Paths Crossed: Birthday/LA
Hugs, slaps, and scallops.
Winter is feeling itself in Berlin and New York, sending the ice, snow, and teeth-chattering temps. In both places, subletters inhabit my spaces, my south-facing windows looking onto the Fernsehturm and the Williamsburg Bridge, respectively. I didn’t go west this winter for weather-related reasons. Still, I picked a winner—a light jacket and hours on end outside without my pinky toes turning white (Raynaud’s Syndrome, anyone else?) are pretty cool byproducts of my current life choices.
Last week I spent my birthday in LA, on break from the gorgeous beauty of the Oregon Coast, where my community is still of the more-than-human variety, at least so far. Some people don’t do birthdays, but for me they have always been infused with some kind of stirring in my soul on approach, a little nod to existence, a day where, even if for a moment, I finally energetically feel myself, or at least take the time to try to.
What did I get on my birthday? My period, for one. It took me 46 years to be thrilled about this gift, a sweet relief of the tension and tears of the day prior, even as I gratefully stared up at orange trees, splayed out in the grass to a sunny symphony of birdsong (LA parrots included). It was a moment to celebrate my womanhood, femininity, and health, and the maternal line that brought me here, now gone, but enfolded, felt, and thanked every day. (I also currently hold my aunt Mimi in my heart, the OG of sending birthday cards with checks and love in them.) Right now, I have friends with breast cancer, friends scared and advocating for parents who have landed in the hospital, friends going through hellish divorces, and all the various and sundry life things that will always be life-ing. It is the sisterhood and strength of women that is the greatest gift to me right now.

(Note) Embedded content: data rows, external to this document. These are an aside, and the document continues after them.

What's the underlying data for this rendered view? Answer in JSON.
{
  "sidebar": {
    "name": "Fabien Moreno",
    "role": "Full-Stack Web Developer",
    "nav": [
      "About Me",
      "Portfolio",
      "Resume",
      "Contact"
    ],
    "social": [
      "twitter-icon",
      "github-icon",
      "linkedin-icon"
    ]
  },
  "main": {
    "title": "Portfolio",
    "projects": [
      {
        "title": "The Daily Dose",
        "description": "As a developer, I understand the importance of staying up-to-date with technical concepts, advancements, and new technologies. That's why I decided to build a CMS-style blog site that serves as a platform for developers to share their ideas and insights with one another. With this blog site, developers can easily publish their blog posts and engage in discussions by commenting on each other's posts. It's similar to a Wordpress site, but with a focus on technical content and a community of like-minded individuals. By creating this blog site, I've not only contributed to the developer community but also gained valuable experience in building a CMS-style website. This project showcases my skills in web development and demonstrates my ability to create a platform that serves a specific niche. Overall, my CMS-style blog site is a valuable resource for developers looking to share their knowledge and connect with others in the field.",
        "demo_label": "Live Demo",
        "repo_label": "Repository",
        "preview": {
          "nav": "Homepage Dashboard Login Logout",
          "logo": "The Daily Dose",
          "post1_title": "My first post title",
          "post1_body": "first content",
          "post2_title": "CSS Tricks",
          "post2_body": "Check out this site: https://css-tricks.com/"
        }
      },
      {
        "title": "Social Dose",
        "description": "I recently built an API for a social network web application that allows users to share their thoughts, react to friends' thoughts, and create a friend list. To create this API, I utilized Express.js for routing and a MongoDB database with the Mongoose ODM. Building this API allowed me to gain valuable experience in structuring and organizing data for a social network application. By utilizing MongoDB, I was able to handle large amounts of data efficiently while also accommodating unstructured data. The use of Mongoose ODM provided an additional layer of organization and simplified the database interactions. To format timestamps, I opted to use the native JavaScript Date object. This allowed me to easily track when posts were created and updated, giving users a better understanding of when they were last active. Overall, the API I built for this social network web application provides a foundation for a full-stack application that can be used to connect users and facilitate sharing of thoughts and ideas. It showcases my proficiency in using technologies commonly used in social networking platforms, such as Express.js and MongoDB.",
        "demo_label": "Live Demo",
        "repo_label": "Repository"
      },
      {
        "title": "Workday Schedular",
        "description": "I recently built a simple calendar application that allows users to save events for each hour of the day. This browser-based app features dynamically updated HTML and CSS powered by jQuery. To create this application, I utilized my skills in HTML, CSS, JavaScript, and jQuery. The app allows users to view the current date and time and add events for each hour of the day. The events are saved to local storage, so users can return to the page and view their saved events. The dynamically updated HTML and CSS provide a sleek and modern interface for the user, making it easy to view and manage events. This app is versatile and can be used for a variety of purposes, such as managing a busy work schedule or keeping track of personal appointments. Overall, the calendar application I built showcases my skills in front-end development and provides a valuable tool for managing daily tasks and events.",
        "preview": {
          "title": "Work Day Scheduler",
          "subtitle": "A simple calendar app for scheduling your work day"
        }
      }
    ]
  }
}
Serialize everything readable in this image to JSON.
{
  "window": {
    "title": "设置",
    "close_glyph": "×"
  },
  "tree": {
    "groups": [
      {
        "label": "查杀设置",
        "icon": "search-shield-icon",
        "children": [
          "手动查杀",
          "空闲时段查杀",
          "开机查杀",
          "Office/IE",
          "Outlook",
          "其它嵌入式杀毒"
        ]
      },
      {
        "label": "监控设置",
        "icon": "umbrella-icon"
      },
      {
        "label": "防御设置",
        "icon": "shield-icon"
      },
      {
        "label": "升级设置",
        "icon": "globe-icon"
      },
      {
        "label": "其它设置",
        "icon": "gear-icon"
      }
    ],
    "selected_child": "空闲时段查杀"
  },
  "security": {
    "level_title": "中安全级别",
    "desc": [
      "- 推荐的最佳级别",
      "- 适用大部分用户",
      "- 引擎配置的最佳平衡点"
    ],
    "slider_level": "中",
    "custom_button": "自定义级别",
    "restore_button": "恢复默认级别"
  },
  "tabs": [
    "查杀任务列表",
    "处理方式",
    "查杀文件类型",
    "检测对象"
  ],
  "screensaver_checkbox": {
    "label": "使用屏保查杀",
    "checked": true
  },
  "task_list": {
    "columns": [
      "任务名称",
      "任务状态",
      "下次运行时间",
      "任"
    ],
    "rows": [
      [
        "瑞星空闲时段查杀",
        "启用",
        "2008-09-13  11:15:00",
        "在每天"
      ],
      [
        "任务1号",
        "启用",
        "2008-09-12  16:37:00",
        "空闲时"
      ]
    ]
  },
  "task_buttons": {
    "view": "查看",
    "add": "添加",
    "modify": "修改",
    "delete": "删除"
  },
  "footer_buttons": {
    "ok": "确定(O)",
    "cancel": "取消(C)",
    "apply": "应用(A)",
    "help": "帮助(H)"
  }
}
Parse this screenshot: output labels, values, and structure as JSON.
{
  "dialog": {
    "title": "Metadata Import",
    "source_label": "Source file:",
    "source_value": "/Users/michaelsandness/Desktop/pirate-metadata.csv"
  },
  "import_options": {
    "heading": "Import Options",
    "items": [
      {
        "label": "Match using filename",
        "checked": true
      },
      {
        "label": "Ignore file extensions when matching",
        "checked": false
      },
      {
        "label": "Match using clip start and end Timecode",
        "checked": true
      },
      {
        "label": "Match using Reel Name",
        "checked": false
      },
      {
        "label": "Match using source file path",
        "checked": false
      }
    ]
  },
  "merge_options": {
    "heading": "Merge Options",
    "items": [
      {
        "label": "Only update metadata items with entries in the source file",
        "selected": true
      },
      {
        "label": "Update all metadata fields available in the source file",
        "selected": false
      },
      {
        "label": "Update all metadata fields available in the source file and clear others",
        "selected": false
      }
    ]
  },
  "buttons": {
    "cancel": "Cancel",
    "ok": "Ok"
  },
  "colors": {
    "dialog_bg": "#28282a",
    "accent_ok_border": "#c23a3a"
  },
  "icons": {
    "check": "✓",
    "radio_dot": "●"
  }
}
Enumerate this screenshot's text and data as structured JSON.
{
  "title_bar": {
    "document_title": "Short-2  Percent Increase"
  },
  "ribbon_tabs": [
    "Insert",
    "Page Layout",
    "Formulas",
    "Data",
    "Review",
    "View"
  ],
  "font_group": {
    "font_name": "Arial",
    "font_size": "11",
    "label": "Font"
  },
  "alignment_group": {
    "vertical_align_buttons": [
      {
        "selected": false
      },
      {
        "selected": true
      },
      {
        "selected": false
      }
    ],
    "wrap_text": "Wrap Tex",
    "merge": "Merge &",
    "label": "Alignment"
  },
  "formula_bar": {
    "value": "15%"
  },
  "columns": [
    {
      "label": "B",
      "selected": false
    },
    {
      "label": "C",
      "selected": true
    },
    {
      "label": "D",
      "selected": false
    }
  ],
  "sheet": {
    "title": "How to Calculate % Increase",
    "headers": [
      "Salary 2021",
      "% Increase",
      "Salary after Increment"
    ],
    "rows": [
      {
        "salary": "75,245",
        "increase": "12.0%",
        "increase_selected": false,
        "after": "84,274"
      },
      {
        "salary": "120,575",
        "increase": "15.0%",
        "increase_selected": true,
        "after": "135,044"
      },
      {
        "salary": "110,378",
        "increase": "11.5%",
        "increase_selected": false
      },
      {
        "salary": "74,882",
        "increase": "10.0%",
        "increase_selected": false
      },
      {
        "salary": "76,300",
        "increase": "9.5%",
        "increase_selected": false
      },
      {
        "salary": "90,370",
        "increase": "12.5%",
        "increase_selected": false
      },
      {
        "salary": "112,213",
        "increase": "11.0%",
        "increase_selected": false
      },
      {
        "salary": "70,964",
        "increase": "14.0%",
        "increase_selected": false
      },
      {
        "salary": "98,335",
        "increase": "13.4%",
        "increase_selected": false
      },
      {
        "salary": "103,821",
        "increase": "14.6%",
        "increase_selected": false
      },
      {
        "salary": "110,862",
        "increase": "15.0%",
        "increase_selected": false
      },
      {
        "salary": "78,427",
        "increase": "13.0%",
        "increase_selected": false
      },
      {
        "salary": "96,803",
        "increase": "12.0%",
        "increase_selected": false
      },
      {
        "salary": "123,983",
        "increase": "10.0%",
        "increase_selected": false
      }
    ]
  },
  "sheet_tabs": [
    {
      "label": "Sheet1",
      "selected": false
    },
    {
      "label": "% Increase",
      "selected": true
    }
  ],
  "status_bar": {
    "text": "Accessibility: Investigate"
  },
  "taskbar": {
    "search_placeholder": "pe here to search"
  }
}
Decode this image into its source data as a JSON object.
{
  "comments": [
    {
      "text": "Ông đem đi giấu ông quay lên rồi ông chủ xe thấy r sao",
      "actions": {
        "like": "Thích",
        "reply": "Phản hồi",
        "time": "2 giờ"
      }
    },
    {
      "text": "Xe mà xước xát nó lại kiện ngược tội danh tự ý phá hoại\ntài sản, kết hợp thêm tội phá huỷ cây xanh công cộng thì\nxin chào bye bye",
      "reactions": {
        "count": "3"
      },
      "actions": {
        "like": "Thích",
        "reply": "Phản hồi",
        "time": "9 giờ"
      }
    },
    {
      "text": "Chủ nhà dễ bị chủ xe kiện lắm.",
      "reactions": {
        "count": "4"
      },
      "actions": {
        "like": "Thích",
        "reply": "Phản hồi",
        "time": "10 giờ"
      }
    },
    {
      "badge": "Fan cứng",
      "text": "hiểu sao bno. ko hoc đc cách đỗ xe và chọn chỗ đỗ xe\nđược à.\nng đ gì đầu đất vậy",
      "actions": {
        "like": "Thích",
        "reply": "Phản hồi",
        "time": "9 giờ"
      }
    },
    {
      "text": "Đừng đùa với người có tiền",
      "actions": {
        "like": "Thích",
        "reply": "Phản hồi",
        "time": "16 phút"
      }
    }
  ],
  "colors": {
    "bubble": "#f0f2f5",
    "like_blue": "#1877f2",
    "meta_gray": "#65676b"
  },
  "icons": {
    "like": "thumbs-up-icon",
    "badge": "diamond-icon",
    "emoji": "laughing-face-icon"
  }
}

LA brought love, creativity, care, rain flooding the canyons, sun, again, all the good food, all the music, all the art. Spending my twenties/the aughts in New York, dating too many musicians to count, getting invited into the food scene, studying art history and working for a moment at the Whitney Museum—I do love the little hit of culture, LA Art Week, seeing paint, picking up a guitar, snacking about town, and bumping into many from the past.
There were my favorite cafes and coffee shops to write in, all the hikes, and all the books, crystals, and oracle cards I was gifted. (Climbing, my other later-in-life love in CA, will have to wait, as snow dumped on Bishop.) With all of this, there were still plenty of times that my heart felt the pull into the suffering and confusion, an ever-present part of my emotional body I wrestle with, and that all my friends know I am being with and transmuting day by day. My work is to transcend it all, drop by drop, by attuning myself to the unfamiliar, spacious, available, kind, capacity-matching energies of life. To let a steady person find the crack in the surprisingly tall walls inside my tiny frame. To accept, receive, and understand I don’t have to work it all out by myself. To speak to myself with love (hello, the hard moment you see how deeply you’ve turned the victimizer voices on yourself, carrying on and bullying yourself even when they are gone). Age is just a number, and so be it that such things take the time they take on this journey.
Essentially, for my birthday I got hugs, slaps, and scallops—word play and laughter with specific people always bring these phrases into my phone’s notes to be found days later. But try to see it: a drive-through with three consecutive windows as such. Being ridiculous. Being light. Being present. Embracing confusion and curiosity. Recognizing alignment when I see it, even when it is scary and unfamiliar to stay with, even if it entails loneliness before its dawn. Protecting but celebrating my open heart—those are my offerings to myself, and hopefully, in turn, to you.
One more year on planet earth: a birthday self-portrait from Runyon Canyon. Thanks for being here on the journey as we all orbit together.